People are very impressed to learn that I am a retired “MP” (member of parliament) I try to explain that I represented my district at the state, not the national level and some understand. Others think that I was in Congress. I’m not sure if the impression of my MP status is necessarily positive since there are so many articles in the paper about corrupt or ineffective MPs in Kenya.
ATTENTION:HP COMPUTER USERS: Beware of unsolicited, unapproved HP programs that suddenly appear and download on your computer. This was our experience and afterwards, our computer just wouldn’t turn on. Roger wondered if he has lost all his photographs; I wondered if I’d still be able to write this blog. Finally, our local computer genius, after several hours was able to restart our computer and we breathed a sigh of relief. To be fair, people in the Information Technology Dept. here at the hospital use a lot of Hewlet-Packard computers and say that they have never had this experience with their computers or any problems with HP software.

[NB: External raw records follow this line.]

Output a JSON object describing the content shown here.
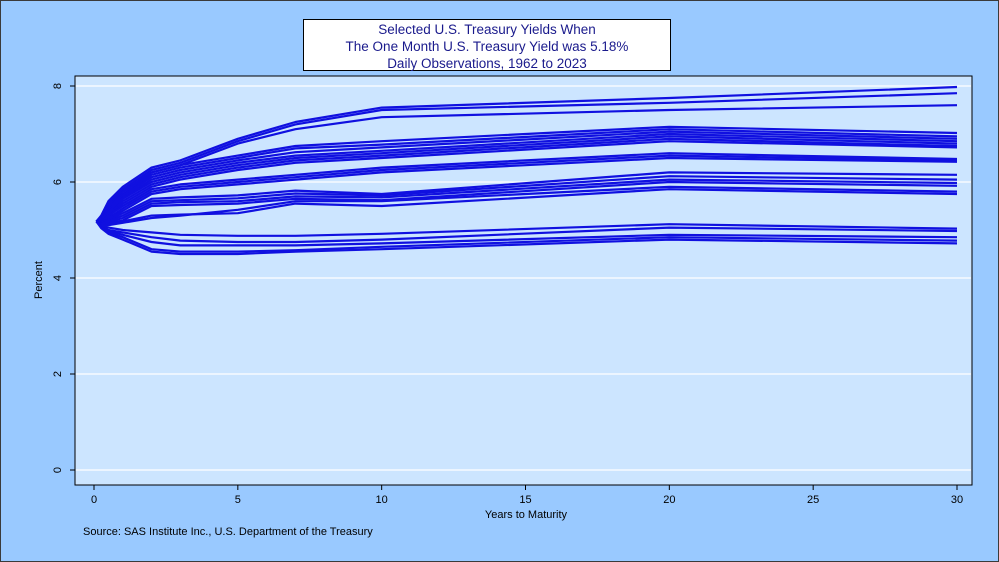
{
  "chart_data": {
    "type": "line",
    "title": [
      "Selected U.S. Treasury Yields When",
      "The One Month U.S. Treasury Yield was 5.18%",
      "Daily Observations, 1962 to 2023"
    ],
    "xlabel": "Years to Maturity",
    "ylabel": "Percent",
    "xlim": [
      0,
      30
    ],
    "ylim": [
      0,
      8
    ],
    "x_ticks": [
      0,
      5,
      10,
      15,
      20,
      25,
      30
    ],
    "y_ticks": [
      0,
      2,
      4,
      6,
      8
    ],
    "grid": "horizontal",
    "x": [
      0.0833,
      0.25,
      0.5,
      1,
      2,
      3,
      5,
      7,
      10,
      20,
      30
    ],
    "series": [
      {
        "values": [
          5.18,
          5.3,
          5.6,
          5.9,
          6.3,
          6.45,
          6.9,
          7.25,
          7.55,
          7.75,
          7.98
        ]
      },
      {
        "values": [
          5.18,
          5.28,
          5.55,
          5.85,
          6.25,
          6.4,
          6.85,
          7.2,
          7.5,
          7.65,
          7.85
        ]
      },
      {
        "values": [
          5.18,
          5.25,
          5.5,
          5.8,
          6.2,
          6.35,
          6.8,
          7.1,
          7.35,
          7.5,
          7.6
        ]
      },
      {
        "values": [
          5.18,
          5.25,
          5.5,
          5.8,
          6.2,
          6.35,
          6.55,
          6.75,
          6.85,
          7.15,
          7.02
        ]
      },
      {
        "values": [
          5.18,
          5.24,
          5.45,
          5.75,
          6.15,
          6.3,
          6.5,
          6.7,
          6.78,
          7.1,
          6.95
        ]
      },
      {
        "values": [
          5.18,
          5.22,
          5.42,
          5.72,
          6.1,
          6.25,
          6.45,
          6.62,
          6.72,
          7.05,
          6.9
        ]
      },
      {
        "values": [
          5.18,
          5.2,
          5.38,
          5.68,
          6.05,
          6.2,
          6.4,
          6.55,
          6.65,
          7.0,
          6.85
        ]
      },
      {
        "values": [
          5.18,
          5.2,
          5.35,
          5.65,
          6.0,
          6.15,
          6.35,
          6.5,
          6.6,
          6.95,
          6.8
        ]
      },
      {
        "values": [
          5.18,
          5.18,
          5.3,
          5.6,
          5.95,
          6.1,
          6.3,
          6.45,
          6.55,
          6.9,
          6.75
        ]
      },
      {
        "values": [
          5.18,
          5.18,
          5.28,
          5.55,
          5.9,
          6.05,
          6.25,
          6.4,
          6.5,
          6.85,
          6.72
        ]
      },
      {
        "values": [
          5.18,
          5.18,
          5.3,
          5.5,
          5.85,
          5.95,
          6.05,
          6.15,
          6.3,
          6.6,
          6.48
        ]
      },
      {
        "values": [
          5.18,
          5.17,
          5.25,
          5.45,
          5.8,
          5.9,
          6.0,
          6.1,
          6.25,
          6.55,
          6.45
        ]
      },
      {
        "values": [
          5.18,
          5.16,
          5.22,
          5.4,
          5.75,
          5.85,
          5.95,
          6.05,
          6.2,
          6.5,
          6.42
        ]
      },
      {
        "values": [
          5.18,
          5.16,
          5.2,
          5.35,
          5.65,
          5.68,
          5.72,
          5.82,
          5.75,
          6.2,
          6.15
        ]
      },
      {
        "values": [
          5.18,
          5.15,
          5.18,
          5.3,
          5.6,
          5.62,
          5.66,
          5.76,
          5.72,
          6.12,
          6.05
        ]
      },
      {
        "values": [
          5.18,
          5.14,
          5.16,
          5.25,
          5.55,
          5.58,
          5.6,
          5.7,
          5.68,
          6.05,
          5.98
        ]
      },
      {
        "values": [
          5.18,
          5.13,
          5.14,
          5.2,
          5.5,
          5.52,
          5.55,
          5.65,
          5.62,
          6.0,
          5.92
        ]
      },
      {
        "values": [
          5.18,
          5.12,
          5.12,
          5.18,
          5.3,
          5.32,
          5.35,
          5.55,
          5.5,
          5.85,
          5.75
        ]
      },
      {
        "values": [
          5.18,
          5.12,
          5.1,
          5.15,
          5.25,
          5.3,
          5.42,
          5.6,
          5.6,
          5.9,
          5.8
        ]
      },
      {
        "values": [
          5.18,
          5.1,
          5.05,
          5.0,
          4.95,
          4.9,
          4.88,
          4.88,
          4.92,
          5.12,
          5.03
        ]
      },
      {
        "values": [
          5.18,
          5.08,
          5.0,
          4.95,
          4.85,
          4.78,
          4.75,
          4.75,
          4.8,
          5.05,
          4.98
        ]
      },
      {
        "values": [
          5.18,
          5.06,
          4.98,
          4.9,
          4.75,
          4.68,
          4.68,
          4.68,
          4.72,
          4.9,
          4.85
        ]
      },
      {
        "values": [
          5.18,
          5.05,
          4.95,
          4.85,
          4.6,
          4.55,
          4.55,
          4.58,
          4.65,
          4.85,
          4.78
        ]
      },
      {
        "values": [
          5.18,
          5.04,
          4.92,
          4.8,
          4.55,
          4.5,
          4.5,
          4.55,
          4.6,
          4.8,
          4.72
        ]
      }
    ]
  },
  "source": "Source: SAS Institute Inc., U.S. Department of the Treasury",
  "colors": {
    "page_bg": "#99c9ff",
    "plot_bg": "#cce5ff",
    "line": "#1010e0",
    "title_text": "#1a1a8c"
  }
}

Guns are illegal in Kenya except for law enforcement. So the guys high and aggressive on miraa cut each other with their pongas instead of shooting each other. The hospital deals with a lot of “cuttings” patients, most of them non-paying and difficult to handle for the nurses. The law enforcement people have rifles for their jobs. I haven’t seen a hand gun since we arrived in Kenya.

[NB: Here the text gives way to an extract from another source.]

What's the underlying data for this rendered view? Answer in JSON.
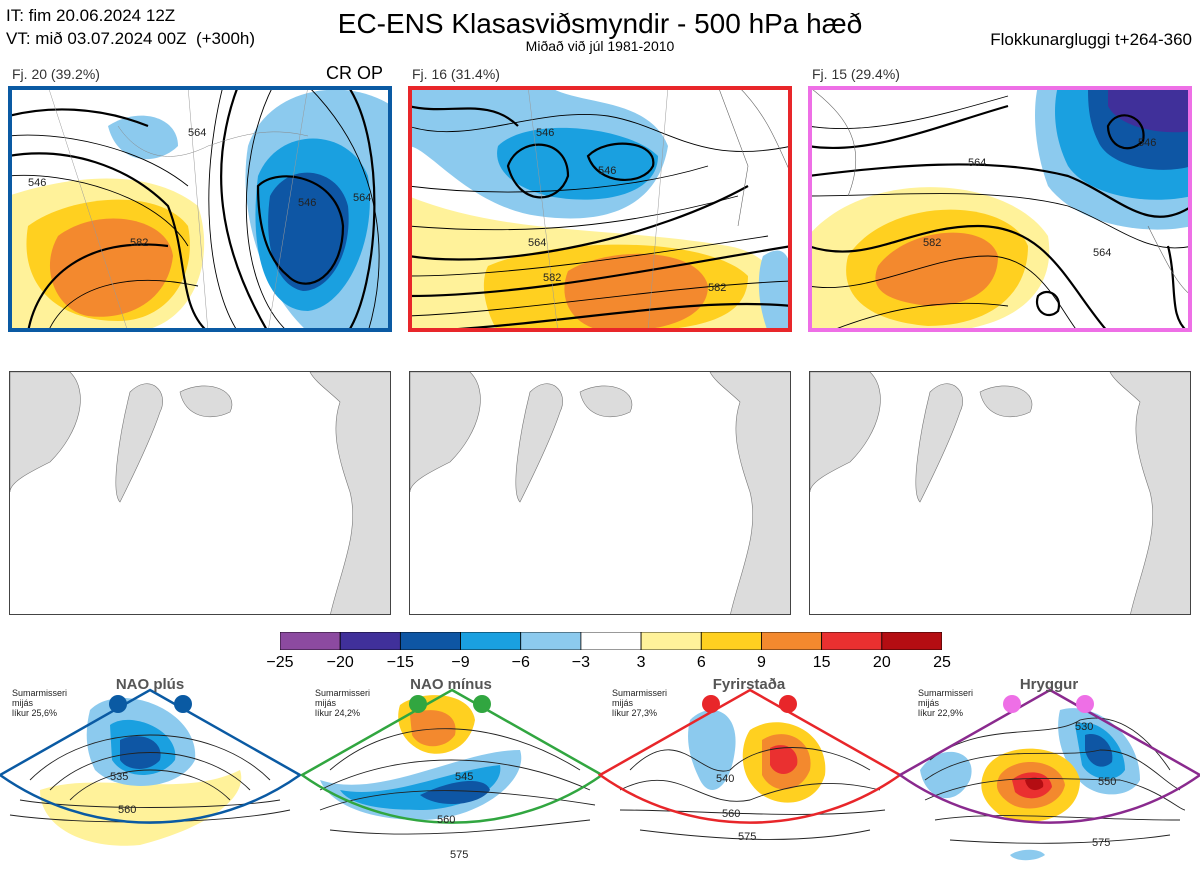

Group behavior in Kenya is different. We have observed that, at least at church services, people file in 30 minutes, 45 minutes, or even an hour after the service has started. If a pew is occupied, (and after 30 – 45 minutes all the pews are full) they simply sit down, place their butt firmly on the seat and expect everyone to move over – which they always do. Chapel services are much shorter, but the same late attendance and expectation that people will make room for them exists. Even on a matatu, there is an expectation that one more person will fit in if everyone will just squeeze together.
Wednesday, June 1, 2011
Mission to Maua # 7 - Independence Day
(The photos in today's blog are from celebrations of Independence Day in Kenya.)

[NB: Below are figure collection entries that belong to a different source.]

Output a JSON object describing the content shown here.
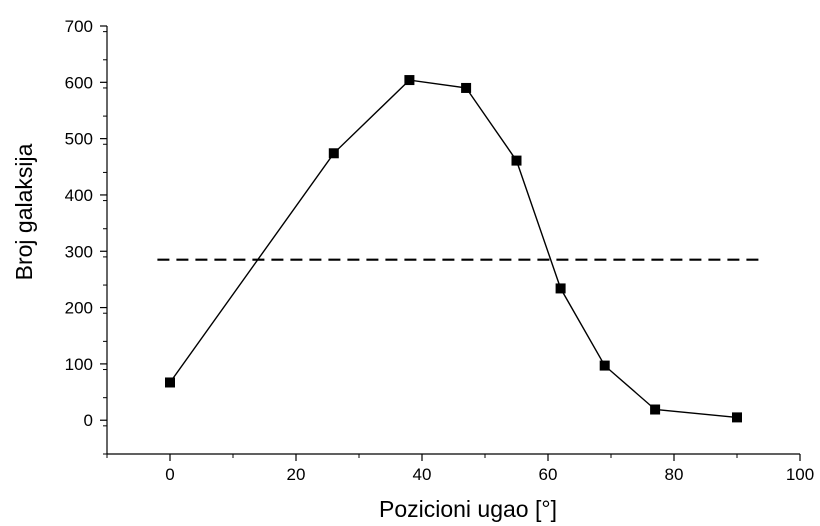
{
  "chart_data": {
    "type": "line",
    "title": "",
    "xlabel": "Pozicioni ugao [°]",
    "ylabel": "Broj galaksija",
    "xlim": [
      -10,
      100
    ],
    "ylim": [
      -60,
      700
    ],
    "x_ticks": [
      0,
      20,
      40,
      60,
      80,
      100
    ],
    "y_ticks": [
      0,
      100,
      200,
      300,
      400,
      500,
      600,
      700
    ],
    "x_tick_labels": [
      "0",
      "20",
      "40",
      "60",
      "80",
      "100"
    ],
    "y_tick_labels": [
      "0",
      "100",
      "200",
      "300",
      "400",
      "500",
      "600",
      "700"
    ],
    "grid": false,
    "legend": "none",
    "series": [
      {
        "style": "solid line with square markers",
        "color": "#000000",
        "x": [
          0,
          26,
          38,
          47,
          55,
          62,
          69,
          77,
          90
        ],
        "y": [
          67,
          474,
          604,
          590,
          461,
          234,
          97,
          19,
          5
        ]
      }
    ],
    "reference_lines": [
      {
        "style": "dashed",
        "color": "#000000",
        "y": 285,
        "x_start": -2,
        "x_end": 94
      }
    ]
  }
}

Today, June 1st, is Independence Day in Kenya. Formerly a British colony, Kenya established its independence in 1963. While the transition to democracy has not been as troubled as in some other African countries, Kenya’s democratic journey is far from over. A NY professor described it well in saying that Kenya is a “hybrid” – a country that has established some measure of democracy but still exhibits significant degrees of authoritarian rule and/or impunity to the ending of corrupt rule.
A special government team found that 30% of civil servants either accepted bribes or committed corruption-related offences. Last year, the people of Kenya approved a new constitution, but their parliament is still struggling to pass legislation to implement it. For example: The International Criminal Court will be trying the six people charged with responsibility for the riots following the 2007 election because the ICC has judged the Kenyan courts incapable of doing so.
The appointment of the nominee for chief judge of the Supreme Court, a respected human rights advocate, has been challenged; both the president and vice president have agreed on his nomination, public hearings have been held, but he is opposed either because he wears an ear stud, because he is a muslim, or because the Catholic Church fears he might be sympathetic to abortion or homosexual rights.
Still Kenyans have much to celebrate. There were no civil wars following independence, and the government is making a real effort to provide education and health services for its rapidly growing population. Roger and I walked over to the near by stadium to watch the marching of the security police and of the school children, and to watch the native dance groups. We were amused when a cow wandered on to the field, but enjoyed watching the crowd, hearing the music, and joining in their celebration. We left before the honored guest, the district commissioner, gave his speech.